De José Manuel Molina
Soñaba con regresar a aquellos tiempos en los que la inocencia reinaba. Cuando sonaban las campanas que anunciaban la media noche, los anhelos aterrizaban en su mente, despertando fuertes luces de nostalgia y añoranza por aquel pasado insigne. Mientras su aliento, parecido a la brisa que surge de una ventana entreabierta, salía por el orificio de sus labios, el cuerpo del sujeto reposaba en la cama, esperando a que aquel aluvión de deseos cesara. No lo hizo.

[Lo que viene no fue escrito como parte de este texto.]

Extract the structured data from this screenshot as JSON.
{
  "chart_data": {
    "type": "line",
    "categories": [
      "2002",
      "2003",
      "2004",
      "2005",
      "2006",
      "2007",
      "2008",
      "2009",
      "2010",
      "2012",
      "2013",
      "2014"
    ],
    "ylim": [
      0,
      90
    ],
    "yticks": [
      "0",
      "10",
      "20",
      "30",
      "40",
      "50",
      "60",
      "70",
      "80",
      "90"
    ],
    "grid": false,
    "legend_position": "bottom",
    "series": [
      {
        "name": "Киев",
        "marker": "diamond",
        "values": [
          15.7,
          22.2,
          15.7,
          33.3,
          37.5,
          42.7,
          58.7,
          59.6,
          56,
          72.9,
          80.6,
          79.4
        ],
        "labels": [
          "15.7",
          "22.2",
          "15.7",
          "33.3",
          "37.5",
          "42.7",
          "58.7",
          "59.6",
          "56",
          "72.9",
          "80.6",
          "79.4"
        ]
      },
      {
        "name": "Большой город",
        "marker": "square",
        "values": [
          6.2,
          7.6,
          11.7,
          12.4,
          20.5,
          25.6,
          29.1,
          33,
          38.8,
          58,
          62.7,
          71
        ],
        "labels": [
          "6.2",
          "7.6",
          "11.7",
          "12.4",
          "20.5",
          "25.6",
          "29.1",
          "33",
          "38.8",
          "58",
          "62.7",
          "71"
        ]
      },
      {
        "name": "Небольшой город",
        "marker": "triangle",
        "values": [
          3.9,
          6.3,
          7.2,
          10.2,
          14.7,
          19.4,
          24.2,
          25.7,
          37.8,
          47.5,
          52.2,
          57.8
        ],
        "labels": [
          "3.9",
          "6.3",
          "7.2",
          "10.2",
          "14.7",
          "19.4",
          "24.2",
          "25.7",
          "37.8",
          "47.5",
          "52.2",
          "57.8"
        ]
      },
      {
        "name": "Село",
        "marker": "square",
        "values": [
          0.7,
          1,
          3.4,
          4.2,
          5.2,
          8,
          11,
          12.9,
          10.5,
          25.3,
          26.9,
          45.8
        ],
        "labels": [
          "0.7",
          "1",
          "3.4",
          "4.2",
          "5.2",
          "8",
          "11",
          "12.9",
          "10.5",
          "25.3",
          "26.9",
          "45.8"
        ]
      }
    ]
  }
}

Los juguetes ya no estaban esparcidos por su habitación como antaño. Ahora se encontraban arriba, encerrados en una cámara escondida en el desván de su hogar. Probablemente, aquellos cachivaches eran modelos ideales para él y para muchos otros niños que vivían en diferentes partes del mundo. Uno de ellos tenía grabado un escudo en forma de pentágono sobre el pecho, mientras que otro, bajo su negra capa, dejaba entrever un murciélago adherido a los tejidos grises que cubrían el plástico del que estaba fabricado. Las figuras se organizaban en escala. Primero, las más grandes. Luego, las medianas. Y, por último, las más pequeñas. Sin duda, las favoritas de él eran las medianas, ya que eran más bonitas y, por supuesto, más fáciles de manejar.

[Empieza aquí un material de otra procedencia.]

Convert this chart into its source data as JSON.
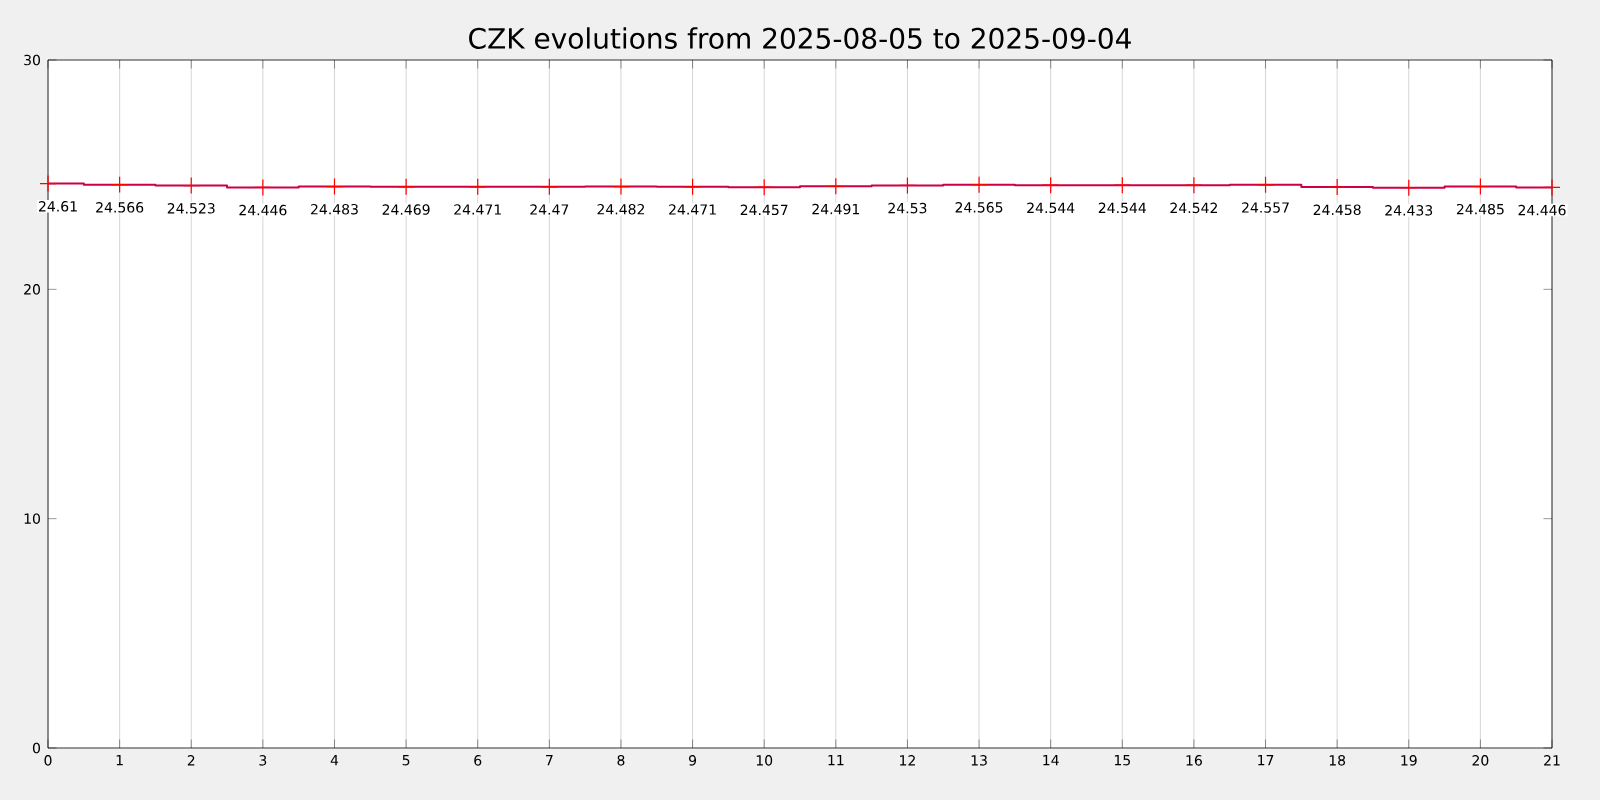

Los juguetes estaban vacíos, pero ya se encargaba él de darles forma, proporcionando a cada uno de ellos un papel para la función que iban a representar. El de la capa negra será el héroe oscuro, valiente y luchador, mientras que el otro, el del traje verde y morado, será el malvado villano que ha secuestrado a la chica. Los clichés eran evidentes. Pero lo importante era la evasión del mundo cotidiano. Un mundo donde no había modelos de referencia. Los únicos referentes se encontraban en las palmas de las manos de los niños y en la ficción de la televisión y del cine.
Por desgracia, a medida que el niño cumplía años, sus referentes tradicionales se esfumaban y se convertían en personas reales de carne y hueso. La realidad empezaba inundar su mente y su espíritu. Los ejemplos a seguir eran seres grotescos y despiadados, pero, de una forma u otra, los niños, que se habían convertido en adultos, los adoraban e idolatraban obedientemente.
Ahora, impregnado por la negatividad de lo real, ansiaba regresar y retomar sus modelos del pasado. El problema es que esto solo lo podía hacer en sueños. En el momento en el que se despertaba, la realidad, con gran fuerza, le golpeaba en la cara. Esa realidad le obligaba a seguir a aquellos referentes infames y desalmados.
Por suerte, queda el recuerdo. El recuerdo de un niño que, con gran imaginación, soñaba con salvar al mundo y acabar con los villanos que secuestraban a la chica. Recuerdos que vienen cada vez que sube al desván de su casa. Recuerdos que aparecen cuando los sueños deciden jugar con el pasado.